Highest point
- Elevation: 2,739 ft (835 m)
- Coordinates: 39°12′33″N 78°47′41″W﻿ / ﻿39.2092709°N 78.7947411°W

Geography
- Location: Hampshire County, West Virginia, U.S.
- Parent range: Ridge-and-Valley Appalachians
- Topo map(s): USGS Sector and Romney

Climbing
- Easiest route: Hike

= Nathaniel Mountain =

Mountain in United States of America

Nathaniel Mountain is a mountain ridge that runs southwest northeast through Hampshire County in West Virginia's Eastern Panhandle, rising to its greatest elevation of 2739 ft above sea-level. The mountain is bound at its western flank by the South Branch Potomac River and to its eastern flank by South Branch Mountain 3028 ft. The bulk of Nathaniel Mountain is located within the Nathaniel Mountain Wildlife Management Area (WMA) owned by the West Virginia Division of Natural Resources.
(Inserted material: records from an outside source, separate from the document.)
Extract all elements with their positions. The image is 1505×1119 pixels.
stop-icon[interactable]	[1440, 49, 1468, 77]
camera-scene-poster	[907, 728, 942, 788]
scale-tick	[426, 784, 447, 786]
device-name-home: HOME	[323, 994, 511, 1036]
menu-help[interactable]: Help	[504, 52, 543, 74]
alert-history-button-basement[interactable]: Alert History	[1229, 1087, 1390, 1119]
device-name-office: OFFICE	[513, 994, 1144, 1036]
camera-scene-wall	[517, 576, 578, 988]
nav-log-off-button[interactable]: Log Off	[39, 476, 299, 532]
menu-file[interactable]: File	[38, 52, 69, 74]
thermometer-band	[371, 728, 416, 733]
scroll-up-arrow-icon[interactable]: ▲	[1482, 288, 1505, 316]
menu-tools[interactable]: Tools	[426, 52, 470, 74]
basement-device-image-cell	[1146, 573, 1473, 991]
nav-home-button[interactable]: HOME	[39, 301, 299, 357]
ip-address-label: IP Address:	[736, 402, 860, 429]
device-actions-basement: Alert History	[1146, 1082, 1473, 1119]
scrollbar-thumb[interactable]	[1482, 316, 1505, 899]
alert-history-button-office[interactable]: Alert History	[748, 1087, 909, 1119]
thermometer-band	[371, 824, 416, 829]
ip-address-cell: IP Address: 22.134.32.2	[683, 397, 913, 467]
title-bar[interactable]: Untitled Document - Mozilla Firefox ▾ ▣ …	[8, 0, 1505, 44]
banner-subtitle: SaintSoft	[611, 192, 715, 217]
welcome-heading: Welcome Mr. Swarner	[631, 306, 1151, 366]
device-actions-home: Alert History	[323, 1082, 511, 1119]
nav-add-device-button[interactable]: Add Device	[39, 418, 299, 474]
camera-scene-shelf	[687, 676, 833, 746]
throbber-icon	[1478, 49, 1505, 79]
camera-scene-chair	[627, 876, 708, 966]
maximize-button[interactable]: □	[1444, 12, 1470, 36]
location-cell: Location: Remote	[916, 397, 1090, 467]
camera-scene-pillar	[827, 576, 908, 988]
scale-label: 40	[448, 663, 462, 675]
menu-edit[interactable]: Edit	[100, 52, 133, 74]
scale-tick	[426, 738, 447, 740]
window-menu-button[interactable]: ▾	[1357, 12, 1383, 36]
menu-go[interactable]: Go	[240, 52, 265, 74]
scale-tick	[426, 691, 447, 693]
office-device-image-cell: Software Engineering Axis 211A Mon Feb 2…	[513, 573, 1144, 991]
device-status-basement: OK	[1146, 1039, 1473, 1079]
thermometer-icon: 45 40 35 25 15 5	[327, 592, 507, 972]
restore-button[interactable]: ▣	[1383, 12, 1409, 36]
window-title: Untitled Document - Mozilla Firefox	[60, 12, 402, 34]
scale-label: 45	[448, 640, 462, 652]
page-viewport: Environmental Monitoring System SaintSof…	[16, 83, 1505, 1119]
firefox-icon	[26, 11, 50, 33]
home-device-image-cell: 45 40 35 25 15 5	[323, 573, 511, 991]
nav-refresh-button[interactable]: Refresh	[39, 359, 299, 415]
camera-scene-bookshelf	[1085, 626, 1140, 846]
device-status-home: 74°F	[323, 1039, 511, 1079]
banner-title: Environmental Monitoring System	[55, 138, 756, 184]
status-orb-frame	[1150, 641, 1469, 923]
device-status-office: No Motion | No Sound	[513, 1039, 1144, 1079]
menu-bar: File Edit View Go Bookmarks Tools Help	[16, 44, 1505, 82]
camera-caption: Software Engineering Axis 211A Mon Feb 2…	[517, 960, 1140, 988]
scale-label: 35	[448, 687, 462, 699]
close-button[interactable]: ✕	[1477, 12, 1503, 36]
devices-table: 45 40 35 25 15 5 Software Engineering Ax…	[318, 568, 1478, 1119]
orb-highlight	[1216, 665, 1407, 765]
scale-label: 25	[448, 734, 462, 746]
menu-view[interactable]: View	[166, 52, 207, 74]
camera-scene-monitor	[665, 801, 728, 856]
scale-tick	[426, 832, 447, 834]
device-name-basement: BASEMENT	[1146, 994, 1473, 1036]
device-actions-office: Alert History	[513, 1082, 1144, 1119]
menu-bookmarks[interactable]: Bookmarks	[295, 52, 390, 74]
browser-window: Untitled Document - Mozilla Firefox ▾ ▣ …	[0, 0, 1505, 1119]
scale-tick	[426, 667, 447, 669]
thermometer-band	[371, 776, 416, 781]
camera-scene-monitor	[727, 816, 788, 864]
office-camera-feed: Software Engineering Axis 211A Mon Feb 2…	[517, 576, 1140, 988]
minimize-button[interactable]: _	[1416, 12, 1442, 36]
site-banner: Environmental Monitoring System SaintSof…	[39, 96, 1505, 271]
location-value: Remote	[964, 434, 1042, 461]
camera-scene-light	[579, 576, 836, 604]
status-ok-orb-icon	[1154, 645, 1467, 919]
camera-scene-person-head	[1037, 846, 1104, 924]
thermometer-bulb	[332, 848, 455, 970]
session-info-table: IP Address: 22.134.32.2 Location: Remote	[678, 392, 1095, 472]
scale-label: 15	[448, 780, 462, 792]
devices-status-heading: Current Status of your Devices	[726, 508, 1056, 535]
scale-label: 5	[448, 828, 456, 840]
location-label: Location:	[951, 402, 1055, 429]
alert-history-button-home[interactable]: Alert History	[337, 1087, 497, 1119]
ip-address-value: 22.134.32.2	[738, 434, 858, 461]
The rugged topography of Nathaniel Mountain and its WMA is dominated by mature oak and hickory forests with Virginia pine. The mountain also supports a habitat for a variety of neo-tropical migratory birds and two wetlands identified by The Nature Conservancy. Nathaniel Mountain's forested wetlands are a unique find at such a high elevation. The wetlands include a number of plant species not common in the region, including sphagnum moss (Sphagnum andersonianum) and the cinnamon fern (Osmunda cinnamomea). White-tailed deer, wild turkeys, squirrels, black bears, and grouse may be pursued by hunters on the mountain. Nathaniel Mountain's Mill Run serves as a habitat for rainbow trout and native brook trout.